Washington, D.C. (October 27, 2015) — Today, Congressman Elijah E. Cummings (D-MD) spoke (link is external) on the House floor in opposition to H.R. 1090, the Retail Investor Protection Act. The bill would prevent the Department of Labor (DOL) from finalizing the fiduciary rule needed to ensure that investment advisors and brokers place the financial interest of their clients ahead of their own.
“…This Act would prevent the Department of Labor from finalizing a rule to establish a fiduciary standard for investment advisors until the Securities and Exchange Commission finalizes a rule first,” Congressman Cummings said. “In essence, the bill before us would prevent the Labor Department from finalizing any rule at all.”
In March, Security and Exchange Commission (SEC) Chairman Mary Jo White said (link is external) it was her “personal view” that the agency should establish its own fiduciary rule, however, the agency still has not proposed a rule.
Cummings cited a DOL study (link is external), released in April of this year, that found that Americans could lose more than $430 billion over the next 10 years without the rule.
In March, Cummings and Senator Elizabeth Warren (D-MA) hosted a forum—as part of their Middle Class Prosperity Project—that examined the loopholes used by advisors and brokers who profit from selling lousy products to their customers.
The bill is opposed by dozens of organizations, including the AFL-CIO, the National Active and Retired Federal Employees Association, the Financial Planning Coalition and the Consumer Federation of America.
The video of the Congressman's remarks can be viewed here (link is external).
Below are Cummings’s remarks, as prepared for delivery:
Thank you, Ranking Member Waters, for yielding me time and for your leadership on this issue.
I rise today to oppose H.R. 1090, the so-called “Retail Investor Protection Act” which is anything but a protection for investors.
Rather than protecting our constituents’ investments, this Act would prevent the Department of Labor from finalizing a rule to establish a fiduciary standard for investment advisors until the Securities and Exchange Commission (SEC) finalizes a rule first.
In essence, the bill before us would prevent the Labor Department from finalizing any rule at all.

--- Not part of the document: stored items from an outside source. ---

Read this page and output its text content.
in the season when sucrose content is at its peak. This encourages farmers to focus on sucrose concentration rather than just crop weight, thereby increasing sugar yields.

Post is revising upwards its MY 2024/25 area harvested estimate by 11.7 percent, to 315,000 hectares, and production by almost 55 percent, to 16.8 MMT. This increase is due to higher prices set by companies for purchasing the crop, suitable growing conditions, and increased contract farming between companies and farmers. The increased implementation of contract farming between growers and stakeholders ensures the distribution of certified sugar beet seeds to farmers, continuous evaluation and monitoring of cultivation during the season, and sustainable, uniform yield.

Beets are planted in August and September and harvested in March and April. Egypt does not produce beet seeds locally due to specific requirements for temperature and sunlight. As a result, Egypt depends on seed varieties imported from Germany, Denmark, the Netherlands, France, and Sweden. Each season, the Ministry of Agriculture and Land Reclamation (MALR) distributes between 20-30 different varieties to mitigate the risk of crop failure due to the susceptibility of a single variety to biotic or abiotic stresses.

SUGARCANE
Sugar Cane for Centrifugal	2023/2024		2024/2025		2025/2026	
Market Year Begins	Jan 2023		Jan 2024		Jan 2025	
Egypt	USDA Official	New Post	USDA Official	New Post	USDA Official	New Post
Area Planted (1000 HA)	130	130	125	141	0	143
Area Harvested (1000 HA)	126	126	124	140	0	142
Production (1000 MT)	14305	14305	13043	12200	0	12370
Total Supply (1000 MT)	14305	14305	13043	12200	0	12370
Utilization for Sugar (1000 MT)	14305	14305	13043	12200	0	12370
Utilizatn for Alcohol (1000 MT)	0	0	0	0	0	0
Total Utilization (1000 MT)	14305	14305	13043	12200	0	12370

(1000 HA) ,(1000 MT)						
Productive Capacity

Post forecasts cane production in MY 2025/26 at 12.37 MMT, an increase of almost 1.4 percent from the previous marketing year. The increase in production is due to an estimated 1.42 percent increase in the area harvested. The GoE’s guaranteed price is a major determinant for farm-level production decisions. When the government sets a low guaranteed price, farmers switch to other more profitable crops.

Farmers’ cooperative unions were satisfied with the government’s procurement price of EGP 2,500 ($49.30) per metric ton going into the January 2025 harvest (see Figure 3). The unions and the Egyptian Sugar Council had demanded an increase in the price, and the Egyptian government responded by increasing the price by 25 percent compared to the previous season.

The Administration has already indicated it would veto this measure if it passed the Congress.
This past March, Senator Warren and I held a forum as part of our Middle Class Prosperity Project to consider the need for a strong fiduciary standard to protect Americans saving for retirement. We heard directly from Americans who had lost tens of thousands of dollars because they did not receive advice that was in their best interests.
In some cases, people may not even realize they have placed their trust in advisors who are not fiduciaries and have no obligation to act in their best interest.
One study found that Americans saving for retirement lose more than $43 billion on average each year because advisors don’t act in their clients’ best interests.
The real solution, as we learned in our forum, is to have a strong Conflict of Interest rule to ensure the advice Americans receive – advice they receive as paying customers – directs their hard-earned retirement savings to investments that will work best for them.
This House should not put roadblocks in the way of this common sense reform. I urge Members to oppose H.R. 1090.